Celebrating Developmental Disabilities Awareness Month

In the U.S., March is celebrated as Developmental Disabilities Awareness Month. This observance was first recognized in 1987 by President Reagan to increase awareness of the needs of and opportunities for Americans with developmental disabilities.1 As defined by the Centers for Disease Control and Prevention, developmental disabilities are conditions that affect an individual’s physical, learning, linguistic or behavioral development, including:

  • Autism spectrum disorder
  • Cerebral palsy
  • Attention-deficit/hyperactivity disorder
  • Learning or intellectual disabilities
  • Hearing loss
  • Vision impairment

Each year, a national campaign is run during Developmental Disabilities Awareness Month in which individuals with and without disabilities share their relevant experiences through stories, photos and videos. This campaign seeks to raise awareness about the inclusion of people with developmental disabilities in all facets of community life, as well as the barriers people with disabilities face.

Given my role as the Executive Director of the Statewide Independent Living Council of Tennessee (SILC) and as a member of the Tennessee Council on Developmental Disabilities and UnitedHealthcare’s National Advisory Board (NAB), the observance of Developmental Disabilities Month is extremely important to me.

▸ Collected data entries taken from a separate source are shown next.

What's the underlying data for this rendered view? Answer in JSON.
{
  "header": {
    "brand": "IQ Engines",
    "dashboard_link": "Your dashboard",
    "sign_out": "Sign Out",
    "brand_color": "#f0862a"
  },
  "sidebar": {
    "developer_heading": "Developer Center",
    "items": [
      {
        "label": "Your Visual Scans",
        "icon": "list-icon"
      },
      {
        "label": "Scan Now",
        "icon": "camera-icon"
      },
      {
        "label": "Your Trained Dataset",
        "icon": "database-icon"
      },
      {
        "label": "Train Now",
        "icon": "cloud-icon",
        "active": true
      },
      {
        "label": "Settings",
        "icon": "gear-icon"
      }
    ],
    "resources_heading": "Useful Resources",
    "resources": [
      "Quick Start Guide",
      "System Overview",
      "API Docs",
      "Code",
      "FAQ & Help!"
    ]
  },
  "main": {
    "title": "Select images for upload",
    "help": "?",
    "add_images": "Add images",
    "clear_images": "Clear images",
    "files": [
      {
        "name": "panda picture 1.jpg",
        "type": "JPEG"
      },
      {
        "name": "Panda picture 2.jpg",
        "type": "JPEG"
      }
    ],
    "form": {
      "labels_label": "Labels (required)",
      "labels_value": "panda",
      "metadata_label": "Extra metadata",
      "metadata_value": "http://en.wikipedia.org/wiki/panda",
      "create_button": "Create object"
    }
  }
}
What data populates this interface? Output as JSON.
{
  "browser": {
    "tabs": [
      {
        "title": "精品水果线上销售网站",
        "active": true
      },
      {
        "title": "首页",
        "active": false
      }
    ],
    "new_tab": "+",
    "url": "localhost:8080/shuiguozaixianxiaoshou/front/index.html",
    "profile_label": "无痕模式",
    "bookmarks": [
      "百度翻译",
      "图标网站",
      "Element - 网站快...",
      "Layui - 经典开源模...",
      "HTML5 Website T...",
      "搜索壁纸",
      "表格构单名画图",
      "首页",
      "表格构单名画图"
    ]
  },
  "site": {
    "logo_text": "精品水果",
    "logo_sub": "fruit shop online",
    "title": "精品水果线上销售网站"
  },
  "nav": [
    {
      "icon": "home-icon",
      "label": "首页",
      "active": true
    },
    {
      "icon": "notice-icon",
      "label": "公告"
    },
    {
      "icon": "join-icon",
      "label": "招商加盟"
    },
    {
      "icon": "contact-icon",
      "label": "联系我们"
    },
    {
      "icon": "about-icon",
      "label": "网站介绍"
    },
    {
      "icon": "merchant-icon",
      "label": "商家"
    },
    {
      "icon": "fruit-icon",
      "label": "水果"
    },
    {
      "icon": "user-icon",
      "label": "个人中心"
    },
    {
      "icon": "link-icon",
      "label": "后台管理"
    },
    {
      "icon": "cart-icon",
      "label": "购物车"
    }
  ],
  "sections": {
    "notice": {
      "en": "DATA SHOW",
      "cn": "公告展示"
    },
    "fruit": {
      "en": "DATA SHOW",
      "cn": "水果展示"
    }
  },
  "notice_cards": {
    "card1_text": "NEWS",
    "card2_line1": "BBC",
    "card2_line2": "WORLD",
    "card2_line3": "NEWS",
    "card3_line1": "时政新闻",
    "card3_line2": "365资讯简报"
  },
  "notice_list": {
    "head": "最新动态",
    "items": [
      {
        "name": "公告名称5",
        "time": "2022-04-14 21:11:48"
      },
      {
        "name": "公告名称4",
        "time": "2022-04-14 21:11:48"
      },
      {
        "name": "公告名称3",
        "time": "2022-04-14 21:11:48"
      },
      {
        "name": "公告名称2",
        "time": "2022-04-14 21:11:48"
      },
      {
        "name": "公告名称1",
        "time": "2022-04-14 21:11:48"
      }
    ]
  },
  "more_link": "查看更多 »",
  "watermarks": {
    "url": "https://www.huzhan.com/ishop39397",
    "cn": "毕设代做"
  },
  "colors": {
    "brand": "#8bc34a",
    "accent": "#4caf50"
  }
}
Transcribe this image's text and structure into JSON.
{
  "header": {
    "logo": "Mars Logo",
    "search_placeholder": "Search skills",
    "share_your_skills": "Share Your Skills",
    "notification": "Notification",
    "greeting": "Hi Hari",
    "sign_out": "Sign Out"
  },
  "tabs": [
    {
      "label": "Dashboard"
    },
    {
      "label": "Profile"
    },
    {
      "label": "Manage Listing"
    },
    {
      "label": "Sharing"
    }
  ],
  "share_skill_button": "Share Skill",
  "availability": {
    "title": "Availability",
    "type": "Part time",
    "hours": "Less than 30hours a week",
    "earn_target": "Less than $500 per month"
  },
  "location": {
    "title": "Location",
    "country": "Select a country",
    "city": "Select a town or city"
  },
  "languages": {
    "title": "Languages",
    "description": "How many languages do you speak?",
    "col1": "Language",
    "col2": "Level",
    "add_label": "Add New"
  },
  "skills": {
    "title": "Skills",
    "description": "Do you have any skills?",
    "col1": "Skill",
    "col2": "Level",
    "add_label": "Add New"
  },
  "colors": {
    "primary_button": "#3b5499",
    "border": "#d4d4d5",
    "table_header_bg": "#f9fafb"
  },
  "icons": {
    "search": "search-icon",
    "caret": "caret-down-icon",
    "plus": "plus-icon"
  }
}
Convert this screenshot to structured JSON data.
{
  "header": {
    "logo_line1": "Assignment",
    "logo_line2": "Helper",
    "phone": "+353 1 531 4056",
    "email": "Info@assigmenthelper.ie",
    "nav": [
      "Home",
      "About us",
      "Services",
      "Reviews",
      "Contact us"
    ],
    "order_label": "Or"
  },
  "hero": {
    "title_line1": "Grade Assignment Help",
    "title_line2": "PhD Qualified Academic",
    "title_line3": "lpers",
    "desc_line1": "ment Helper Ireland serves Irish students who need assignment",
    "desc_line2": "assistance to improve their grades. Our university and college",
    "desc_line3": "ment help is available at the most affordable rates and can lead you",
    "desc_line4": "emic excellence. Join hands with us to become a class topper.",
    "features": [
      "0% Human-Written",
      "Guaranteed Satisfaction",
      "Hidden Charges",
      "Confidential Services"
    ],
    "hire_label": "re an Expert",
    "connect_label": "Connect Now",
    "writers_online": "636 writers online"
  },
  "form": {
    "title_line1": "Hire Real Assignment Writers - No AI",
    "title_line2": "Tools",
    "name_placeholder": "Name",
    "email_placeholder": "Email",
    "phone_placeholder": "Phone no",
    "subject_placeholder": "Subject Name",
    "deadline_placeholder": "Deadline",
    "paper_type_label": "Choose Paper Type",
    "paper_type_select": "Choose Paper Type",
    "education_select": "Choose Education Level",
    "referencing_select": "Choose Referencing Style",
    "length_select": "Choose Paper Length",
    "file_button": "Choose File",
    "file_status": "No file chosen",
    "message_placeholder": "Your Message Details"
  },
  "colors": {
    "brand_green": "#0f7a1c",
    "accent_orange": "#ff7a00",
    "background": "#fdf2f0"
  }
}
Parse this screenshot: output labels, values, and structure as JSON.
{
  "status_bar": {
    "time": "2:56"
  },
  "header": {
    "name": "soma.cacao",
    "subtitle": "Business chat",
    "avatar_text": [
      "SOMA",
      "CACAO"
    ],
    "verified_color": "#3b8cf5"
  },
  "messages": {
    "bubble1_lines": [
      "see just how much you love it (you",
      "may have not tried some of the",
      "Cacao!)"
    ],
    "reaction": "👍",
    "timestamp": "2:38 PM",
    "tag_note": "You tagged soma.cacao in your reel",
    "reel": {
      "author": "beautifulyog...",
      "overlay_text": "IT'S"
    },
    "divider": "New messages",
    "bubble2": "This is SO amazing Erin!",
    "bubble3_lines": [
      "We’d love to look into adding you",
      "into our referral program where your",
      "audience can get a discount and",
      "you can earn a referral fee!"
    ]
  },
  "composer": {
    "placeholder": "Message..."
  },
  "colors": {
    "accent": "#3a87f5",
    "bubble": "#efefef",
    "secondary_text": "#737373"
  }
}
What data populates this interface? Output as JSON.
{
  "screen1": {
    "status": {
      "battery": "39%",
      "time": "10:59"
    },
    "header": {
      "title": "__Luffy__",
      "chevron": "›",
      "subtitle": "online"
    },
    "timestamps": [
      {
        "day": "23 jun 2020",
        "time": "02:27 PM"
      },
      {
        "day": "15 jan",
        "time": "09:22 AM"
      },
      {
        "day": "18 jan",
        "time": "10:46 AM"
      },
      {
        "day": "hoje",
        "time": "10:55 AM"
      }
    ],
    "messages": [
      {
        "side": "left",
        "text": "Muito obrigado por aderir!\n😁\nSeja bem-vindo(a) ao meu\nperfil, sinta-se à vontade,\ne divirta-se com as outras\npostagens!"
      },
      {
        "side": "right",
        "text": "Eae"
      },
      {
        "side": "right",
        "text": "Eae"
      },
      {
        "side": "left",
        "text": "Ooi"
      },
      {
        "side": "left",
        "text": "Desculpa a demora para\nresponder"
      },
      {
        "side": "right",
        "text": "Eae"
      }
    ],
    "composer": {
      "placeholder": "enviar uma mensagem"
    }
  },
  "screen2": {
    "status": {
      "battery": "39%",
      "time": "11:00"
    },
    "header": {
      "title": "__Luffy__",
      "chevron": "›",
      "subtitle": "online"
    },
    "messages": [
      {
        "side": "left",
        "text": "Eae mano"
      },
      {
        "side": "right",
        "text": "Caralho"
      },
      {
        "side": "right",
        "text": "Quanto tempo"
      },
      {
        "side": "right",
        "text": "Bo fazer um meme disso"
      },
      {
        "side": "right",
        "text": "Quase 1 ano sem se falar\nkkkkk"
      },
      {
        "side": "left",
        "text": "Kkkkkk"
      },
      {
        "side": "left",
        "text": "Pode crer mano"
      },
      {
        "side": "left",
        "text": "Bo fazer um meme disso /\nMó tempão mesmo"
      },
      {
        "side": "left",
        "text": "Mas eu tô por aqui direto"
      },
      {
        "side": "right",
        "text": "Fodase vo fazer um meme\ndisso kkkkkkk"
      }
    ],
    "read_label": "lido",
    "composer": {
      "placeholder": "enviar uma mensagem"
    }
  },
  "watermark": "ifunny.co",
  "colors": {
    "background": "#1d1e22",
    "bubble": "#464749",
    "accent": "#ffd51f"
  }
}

Statewide Independent Living Council of Tennessee

The SILC is an independent nonprofit governed by people living with disabilities.2 Its mission is to promote independent living practices and expand relevant services across Tennessee. For over 20 years, SILC has provided independent living education to the community and public leaders, offering training and support to the independent living community and facilitating funding opportunities for expansion of independent living services in Tennessee.

Tennessee Council on Developmental Disabilities

The Council on Developmental Disabilities consists of governor-appointed private citizens who either have a disability or are family members of a person with a disability. Council members represent the cultural and geographic diversity of Tennessee.3 Authorized by the federal Developmental Disabilities Assistance and Bill of Rights Act (P.L. 106-402), the Council also has representatives of state agencies that are connected with disability policy and services in the state.4

National Advisory Board

UnitedHealthcare Community & State formed their national advisory board in 2012 to provide recommendations regarding engagement of stakeholders to support individuals with special health care needs.5 The NAB is comprised of leading experts, aging and disability advocates, health plan members and family members of individuals with special health care needs. The goals of the NAB include:

  • Cultivating a consumer-centered culture
  • Advancing awareness and knowledge of individuals served
  • Identifying emerging trends and policy issues
  • Creating a pathway to enable policy advancements
  • Developing and recommending innovations for populations with special health care needs

As part of the initiative to advance awareness, NAB members participated in a three-part video series highlighting the importance of self-advocacy for individuals with disabilities across the age spectrum. Self-advocacy and active participation in care are crucial for patients to ensure their needs are met. Living with disabilities can lead to varying experiences of loss of control within an individual’s life. By communicating health needs, people living with disabilities can be empowered to take control of their lives. I recently spoke on self-advocacy for individuals in adulthood, giving examples of the challenges I faced and opportunities embraced in my own advocacy journey. UnitedHealthcare videos on self-advocacy for childhood, adulthood and for older adults can be viewed on the UnitedHealthcare website.

As we take time this month to recognize the challenges and opportunities people with developmental disabilities face, I encourage everyone to continue building welcoming and supportive communities to help people with disabilities live a self-directed life.